At Tillamook, an old airforce base, stopped for the Blimp Museum -
during the war a base for blimps used for Pacific coast and fleet escort submarine patrol. There's only one hangar left now, the other burned down in 1992 - 1072' long, 15 stories high, 296' wide, 7acres in area the guide said,
built totally of wood, douglas fir milled locally, first one took a year, the second, 27 days! 

There are 6 doors at each end, each door weighing 30 tons rolling on railway lines. In the cafe there's a photo of the day some clever dick flew a plane through doors open each end. There's several oddity planes, but most memorable is a Grumman Tomcat, the swing-wing carrier jet retired from duty in 2006, it required 50 man hours maintenance for every 1 hour in flight service. The swing wings were computer controlled, out as the plane slowed down, and in as it speeded up.

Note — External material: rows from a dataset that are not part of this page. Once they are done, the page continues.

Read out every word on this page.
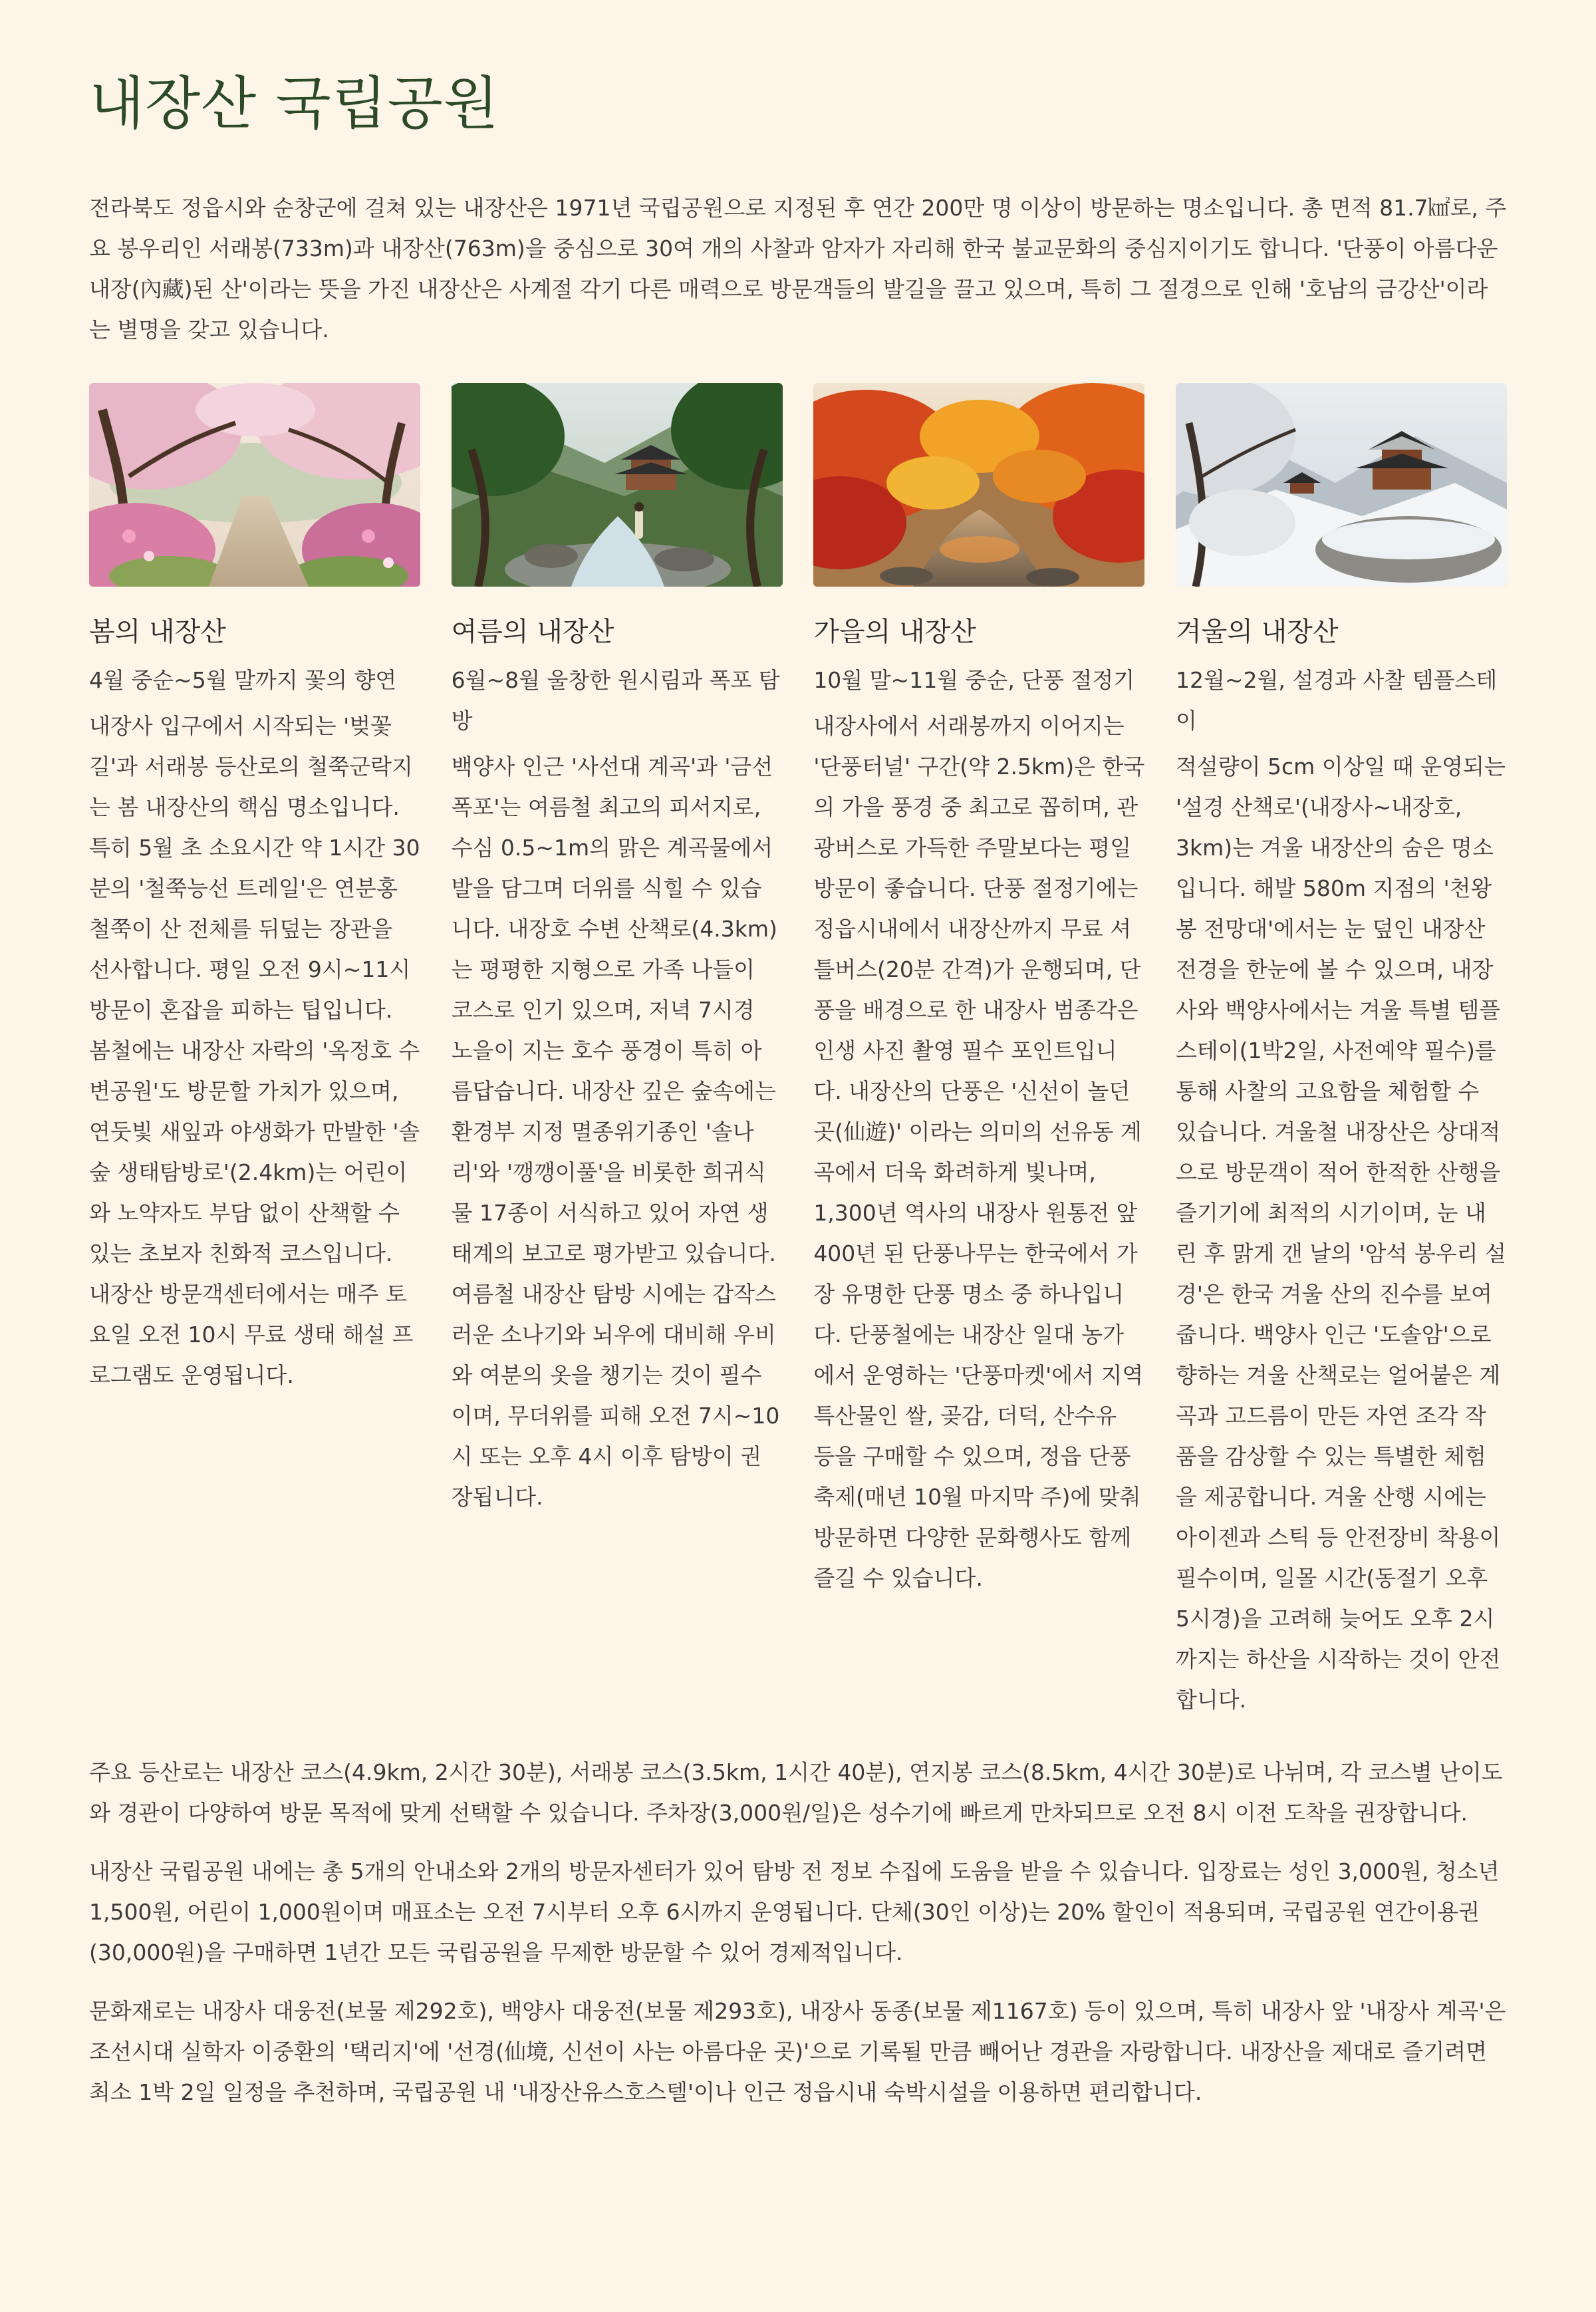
내장산 국립공원

전라북도 정읍시와 순창군에 걸쳐 있는 내장산은 1971년 국립공원으로 지정된 후 연간 200만 명 이상이 방문하는 명소입니다. 총 면적 81.7㎢로, 주요 봉우리인 서래봉(733m)과 내장산(763m)을 중심으로 30여 개의 사찰과 암자가 자리해 한국 불교문화의 중심지이기도 합니다. '단풍이 아름다운 내장(內藏)된 산'이라는 뜻을 가진 내장산은 사계절 각기 다른 매력으로 방문객들의 발길을 끌고 있으며, 특히 그 절경으로 인해 '호남의 금강산'이라는 별명을 갖고 있습니다.

봄의 내장산

4월 중순~5월 말까지 꽃의 향연

내장사 입구에서 시작되는 '벚꽃길'과 서래봉 등산로의 철쭉군락지는 봄 내장산의 핵심 명소입니다. 특히 5월 초 소요시간 약 1시간 30분의 '철쭉능선 트레일'은 연분홍 철쭉이 산 전체를 뒤덮는 장관을 선사합니다. 평일 오전 9시~11시 방문이 혼잡을 피하는 팁입니다. 봄철에는 내장산 자락의 '옥정호 수변공원'도 방문할 가치가 있으며, 연둣빛 새잎과 야생화가 만발한 '솔숲 생태탐방로'(2.4km)는 어린이와 노약자도 부담 없이 산책할 수 있는 초보자 친화적 코스입니다. 내장산 방문객센터에서는 매주 토요일 오전 10시 무료 생태 해설 프로그램도 운영됩니다.

여름의 내장산

6월~8월 울창한 원시림과 폭포 탐방

백양사 인근 '사선대 계곡'과 '금선폭포'는 여름철 최고의 피서지로, 수심 0.5~1m의 맑은 계곡물에서 발을 담그며 더위를 식힐 수 있습니다. 내장호 수변 산책로(4.3km)는 평평한 지형으로 가족 나들이 코스로 인기 있으며, 저녁 7시경 노을이 지는 호수 풍경이 특히 아름답습니다. 내장산 깊은 숲속에는 환경부 지정 멸종위기종인 '솔나리'와 '깽깽이풀'을 비롯한 희귀식물 17종이 서식하고 있어 자연 생태계의 보고로 평가받고 있습니다. 여름철 내장산 탐방 시에는 갑작스러운 소나기와 뇌우에 대비해 우비와 여분의 옷을 챙기는 것이 필수이며, 무더위를 피해 오전 7시~10시 또는 오후 4시 이후 탐방이 권장됩니다.

가을의 내장산

10월 말~11월 중순, 단풍 절정기

내장사에서 서래봉까지 이어지는 '단풍터널' 구간(약 2.5km)은 한국의 가을 풍경 중 최고로 꼽히며, 관광버스로 가득한 주말보다는 평일 방문이 좋습니다. 단풍 절정기에는 정읍시내에서 내장산까지 무료 셔틀버스(20분 간격)가 운행되며, 단풍을 배경으로 한 내장사 범종각은 인생 사진 촬영 필수 포인트입니다. 내장산의 단풍은 '신선이 놀던 곳(仙遊)' 이라는 의미의 선유동 계곡에서 더욱 화려하게 빛나며, 1,300년 역사의 내장사 원통전 앞 400년 된 단풍나무는 한국에서 가장 유명한 단풍 명소 중 하나입니다. 단풍철에는 내장산 일대 농가에서 운영하는 '단풍마켓'에서 지역 특산물인 쌀, 곶감, 더덕, 산수유 등을 구매할 수 있으며, 정읍 단풍 축제(매년 10월 마지막 주)에 맞춰 방문하면 다양한 문화행사도 함께 즐길 수 있습니다.

겨울의 내장산

12월~2월, 설경과 사찰 템플스테이

적설량이 5cm 이상일 때 운영되는 '설경 산책로'(내장사~내장호, 3km)는 겨울 내장산의 숨은 명소입니다. 해발 580m 지점의 '천왕봉 전망대'에서는 눈 덮인 내장산 전경을 한눈에 볼 수 있으며, 내장사와 백양사에서는 겨울 특별 템플스테이(1박2일, 사전예약 필수)를 통해 사찰의 고요함을 체험할 수 있습니다. 겨울철 내장산은 상대적으로 방문객이 적어 한적한 산행을 즐기기에 최적의 시기이며, 눈 내린 후 맑게 갠 날의 '암석 봉우리 설경'은 한국 겨울 산의 진수를 보여줍니다. 백양사 인근 '도솔암'으로 향하는 겨울 산책로는 얼어붙은 계곡과 고드름이 만든 자연 조각 작품을 감상할 수 있는 특별한 체험을 제공합니다. 겨울 산행 시에는 아이젠과 스틱 등 안전장비 착용이 필수이며, 일몰 시간(동절기 오후 5시경)을 고려해 늦어도 오후 2시까지는 하산을 시작하는 것이 안전합니다.

주요 등산로는 내장산 코스(4.9km, 2시간 30분), 서래봉 코스(3.5km, 1시간 40분), 연지봉 코스(8.5km, 4시간 30분)로 나뉘며, 각 코스별 난이도와 경관이 다양하여 방문 목적에 맞게 선택할 수 있습니다. 주차장(3,000원/일)은 성수기에 빠르게 만차되므로 오전 8시 이전 도착을 권장합니다.

내장산 국립공원 내에는 총 5개의 안내소와 2개의 방문자센터가 있어 탐방 전 정보 수집에 도움을 받을 수 있습니다. 입장료는 성인 3,000원, 청소년 1,500원, 어린이 1,000원이며 매표소는 오전 7시부터 오후 6시까지 운영됩니다. 단체(30인 이상)는 20% 할인이 적용되며, 국립공원 연간이용권(30,000원)을 구매하면 1년간 모든 국립공원을 무제한 방문할 수 있어 경제적입니다.

문화재로는 내장사 대웅전(보물 제292호), 백양사 대웅전(보물 제293호), 내장사 동종(보물 제1167호) 등이 있으며, 특히 내장사 앞 '내장사 계곡'은 조선시대 실학자 이중환의 '택리지'에 '선경(仙境, 신선이 사는 아름다운 곳)'으로 기록될 만큼 빼어난 경관을 자랑합니다. 내장산을 제대로 즐기려면 최소 1박 2일 일정을 추천하며, 국립공원 내 '내장산유스호스텔'이나 인근 정읍시내 숙박시설을 이용하면 편리합니다.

Dairy farming district here.

Long time since breakfast - just had a 14oz rib-eye, best steak i've ever tasted
at a rather odd karaoke bar just up the corner. Have put in the hotel view off our room deck. The accommodation's been great. Ken says the difference between digs like this and winging it day to day between camping and motelling, if you can find them this time of year not booked out, is only about $1000 on a tour of this duration. The strain on relationships within the tour group arguing about where to camp, or try for accommodation, isn’t worth the saving. 

Snippets from the local rag:
Oregon state governor has just ratified the buckshee installation of power generating small windmill, solar heating, home insulation, and double-glazing to home-owners, the cost to be capitalised out on the monthly utilities account. How forward thinking is that! It’s not just the power and generation resource saving - there's the stimulus to related manufacturing industry.

The local environmental agency is mounting an investigation into how they can reduce soil nitrate contamination from urban septic tank systems...
alleluia...... an urban body putting the blame where it belongs, not dumping it on the farming community

That's it..
back home we have power companies who were so supportive at the start, they refused to credit for reverse metering.